Executive education: formarsi per… sapersi trasformare

28 Novembre 2016

Maria Rita Fiasco, direttore di Executive Development Programme ISTUD Business School

“Sappiamo chi noi siamo, ma non sappiamo cosa potremmo essere” ("Amleto", Atto IV - scena V)

Viviamo un’epoca di cambiamento dirompente, di fenomeni nuovi e inediti e soprattutto caratterizzata da una forte accelerazione. Il futuro è un’invenzione continua e come sarà il mercato nei prossimi anni è imprevedibile, ma su una cosa tutti gli analisti concordano: sarà sempre più connesso e sarà sempre più digitale. 

Non sono però le innovazioni tecnologiche da sole a generare un fenomeno così imponente di trasformazione dell’economia: un ruolo determinante è giocato dal loro rapido assorbimento nelle abitudini e negli stili di vita, con una velocità di penetrazione sino a pochi anni fa impensabile e su una scala globale sorprendente.

Siamo nel pieno di quella che viene definita la quarta rivoluzione industriale; ai fattori classici della produzione – terra, capitale, lavoro – se ne è aggiunto un quarto: il digitale, dove agiscono informazioni e relazioni e dove si crea un mondo di nuovi significati.

Nella nostra “seamless life”, stili di vita e di lavoro, punti di contatto e accesso alla conoscenza stanno profondamente cambiando, sono anzi già profondamente cambiati: per le organizzazioni e i manager in questa nostra contemporaneità è necessario acquisire un “digital state of mind”, sviluppare una nuova mentalità e competenze per immaginare e progettare business model diversi, nuovi modi di interagire con il mercato, nuove modalità per operare nell’azienda e nell’ecosistema allargato.

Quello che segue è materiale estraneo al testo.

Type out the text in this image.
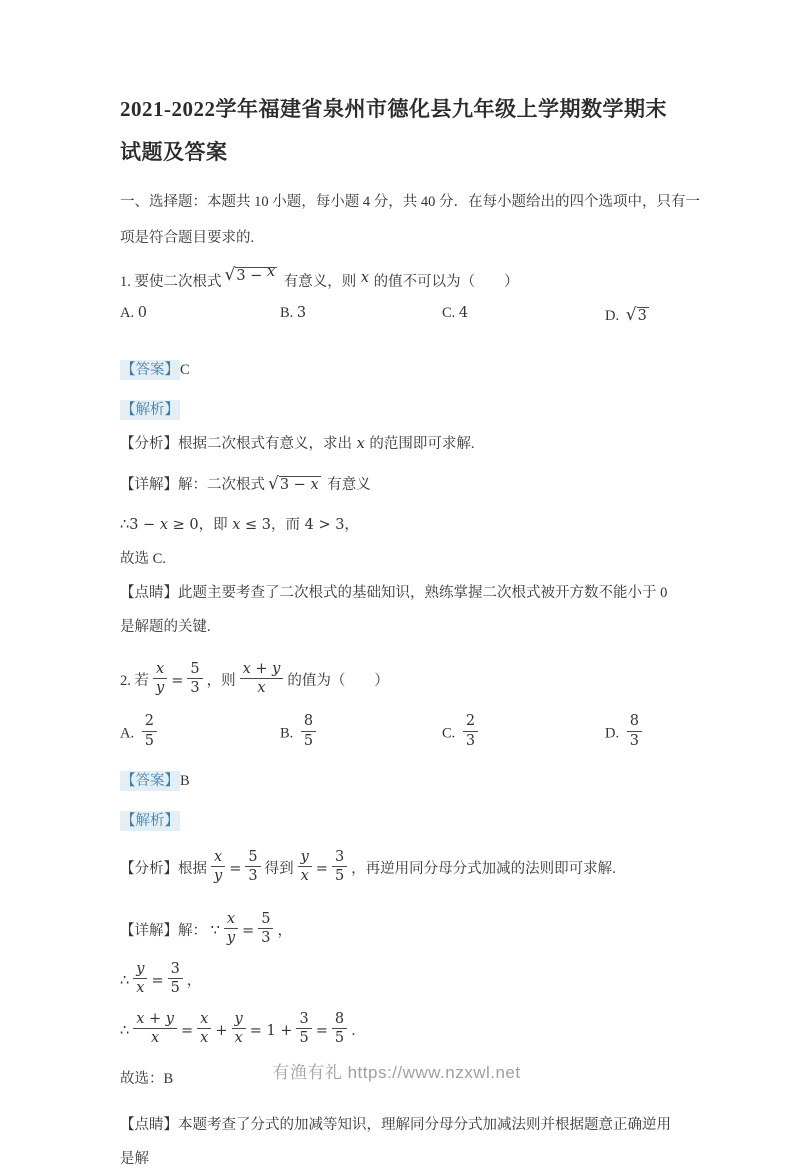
2021-2022学年福建省泉州市德化县九年级上学期数学期末
试题及答案

一、选择题：本题共 10 小题，每小题 4 分，共 40 分．在每小题给出的四个选项中，只有一
项是符合题目要求的.

1. 要使二次根式 √3 − x 有意义，则 x 的值不可以为（　　）
A. 0	B. 3	C. 4	D. √3
【答案】C
【解析】
【分析】根据二次根式有意义，求出 x 的范围即可求解.
【详解】解：二次根式 √3 − x 有意义
∴3 − x ≥ 0，即 x ≤ 3，而 4 > 3，
故选 C.
【点睛】此题主要考查了二次根式的基础知识，熟练掌握二次根式被开方数不能小于 0 是解题的关键.
2. 若 $\frac{x}{y} = \frac{5}{3}$ ，则 $\frac{x + y}{x}$ 的值为（　　）
A. $\frac{2}{5}$	B. $\frac{8}{5}$	C. $\frac{2}{3}$	D. $\frac{8}{3}$
【答案】B
【解析】
【分析】根据 $\frac{x}{y} = \frac{5}{3}$ 得到 $\frac{y}{x} = \frac{3}{5}$ ，再逆用同分母分式加减的法则即可求解.
【详解】解： ∵ $\frac{x}{y} = \frac{5}{3}$ ，
∴ $\frac{y}{x} = \frac{3}{5}$ ，
∴ $\frac{x + y}{x} = \frac{x}{x} + \frac{y}{x} = 1 + \frac{3}{5} = \frac{8}{5}$ ．
故选：B
【点睛】本题考查了分式的加减等知识，理解同分母分式加减法则并根据题意正确逆用是解
有渔有礼 https://www.nzxwl.net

Mai come oggi si parla della necessità, dell’impellenza di aggiornare e sviluppare le competenze dei manager e di dar vita a una nuova leva di leader: occorre saper liberare le energie e la creatività delle persone per agire subito su cosa è possibile fare oggi e mettere le basi su che cosa fare domani, in termini di prospettiva, di possibilità, di capacità. 

Tra novità sociali e culturali, nuovi fattori della produzione, nuovi mestieri e modelli organizzativi, la sfida è quella delle competenze chiave dei manager. È una grande sfida per la formazione manageriale, la cui missione fondamentale è quella di aiutare le persone ad affrontare il cambiamento in atto mettendo in gioco alcune leve prioritarie: innanzitutto la collaborazione e il networking, come incentivare l’innovazione collaborativa, come fare a sviluppare e consolidare la fiducia tra reti e gruppi di lavoro, come alimentare il proprio continuo apprendimento, cosa fare per diffondere e far crescere una vera e propria cultura dell’innovazione. Il tutto nel nuovo contesto digitale. 

Il manager di questa nostra contemporaneità vive la pressione del cambiamento e dei tempi del business, è stretto tra performance, azione diretta e gestione complessa e delicata delle relazioni (collaboratori, variabili generazionali dentro e fuori l’azienda, stakeholder e shareholder, sostenibilità economica, sociale e ambientale).

In questo mondo volatile, incerto, complesso e ambivalente, all’executive education spetta certamente il compito di arricchire la “cassetta degli attrezzi”, ma soprattutto l’obiettivo è dare slancio alle risorse intellettuali e al capitale di pensiero che ogni manager possiede e deve coltivare: non ci può essere creatività senza un pensiero critico e originale. Per innovare occorre generare una cultura della non conformità; per superare le criticità dell’oggi, serve un approccio all’intrapreneurship capace di andare oltre le prime evidenze, leggere ciò che si intravede di un futuro che incalza sempre più da vicino e che è il luogo dove trascorreremo i nostri prossimi anni e dove le aziende cresceranno oppure no.

Su questi capisaldi da quasi mezzo secolo Istud studia, progetta e fa formazione manageriale con una visione ampia e internazionale, testimoniata anche dal progetto comunitario Lead 3.0, una knowledge alliance tra nove partner di sette Paesi, tra cui due prestigiose corporate universities internazionali. L’attenzione all’aggiornamento di contenuti e metodi e la cura della “learning community” sono i pilastri di questa progettualità, che integra esperienze d’aula e percorsi individuali blended. 

Così il momento formativo diventa un’esperienza tracciante che favorisce la crescita e la piena espressione della potenzialità dei manager, dove sono fondamentali la contaminazione tra contributi e diversi punti di vista, la riflessione critica e “out of the box”, l’acquisizione di metodologie e modelli di riferimento per un pensiero innovativo e sempre attuale, da coltivare oltre l’aula per incidere sulla realtà  e guidare verso un futuro che mai come oggi si presenta carico di opportunità e creatività.